Thieves raid rail freight containers in Los Angeles
LOS ANGELES (AP) — Thieves have looted cargo containers on trains near downtown Los Angeles for months, taking packages belonging to people across the United States and leaving the tracks covered in discarded boxes.
The packages come from retailers including Amazon, REI and others, CBSLA reported Thursday. The sea of debris left behind includes items the thieves apparently didn’t think were worth enough to take away.
While CBSLA cameras were on the scene, a person was seen running away with a container used to hold small packages, and a Union Pacific Railroad police officer was seen chasing two other people who were apparently going through packages.
The scene was the same in November, when NBC4 showed thousands of boxes thrown along lanes lined with homeless encampments northeast of downtown in the Lincoln Park area.
Passing trains carried containers with doors wide open and falling packages, NBC4 reported. The video showed two men, one holding what looked like bolt cutters, walking along the tracks, the station said.
Union Pacific said in a statement to CBSLA that the railroad is concerned about the increase in cargo flights in California.
“We have increased the number of Union Pacific Special Agents on patrol, and we have used and explored additional technologies to help us combat this criminal activity. We will also continue to work with our local law enforcement partners and elected leaders,” the railroad said.
Amazon said it is directing investigations to the police. United Parcel Service, UPS, declined to comment on cargo theft investigations, but said it was cooperating with authorities.

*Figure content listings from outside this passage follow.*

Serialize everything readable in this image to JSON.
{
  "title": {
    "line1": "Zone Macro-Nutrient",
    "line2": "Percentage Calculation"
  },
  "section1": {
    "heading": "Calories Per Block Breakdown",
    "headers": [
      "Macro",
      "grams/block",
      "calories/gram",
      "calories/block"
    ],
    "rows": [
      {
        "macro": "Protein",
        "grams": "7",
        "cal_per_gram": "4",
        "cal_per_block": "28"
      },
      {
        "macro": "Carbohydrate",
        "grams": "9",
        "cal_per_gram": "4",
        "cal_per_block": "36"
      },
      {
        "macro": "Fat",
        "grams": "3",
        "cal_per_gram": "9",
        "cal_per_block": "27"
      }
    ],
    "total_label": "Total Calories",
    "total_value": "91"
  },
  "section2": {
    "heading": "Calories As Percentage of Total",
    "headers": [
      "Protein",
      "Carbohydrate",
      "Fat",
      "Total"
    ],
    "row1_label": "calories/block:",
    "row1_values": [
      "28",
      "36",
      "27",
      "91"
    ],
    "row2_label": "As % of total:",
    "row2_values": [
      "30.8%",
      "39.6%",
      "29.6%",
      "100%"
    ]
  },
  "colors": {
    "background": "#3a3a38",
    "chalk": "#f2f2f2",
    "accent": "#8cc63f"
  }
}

“The safety of our customers’ and employees’ assets is our top priority,” UPS said in a statement.
Luis Rosas, who earns about $20 an hour working for a company contracted by Union Pacific to recover items from Los Angeles-area lanes, says he’s seen the brazen thieves in action before. Using bolt cutters, they break container locks and load vans or trucks with the stolen goods.
Rosas has been doing this job almost daily for about six months and despite being told not to engage in confrontations, he is still scared.
“They don’t even run away anymore. They do it right in front of us,” he told The Associated Press on Friday, wearing a bright yellow vest before heading to work to pick up car tires along the tracks. “At first I was shocked. I was amazed.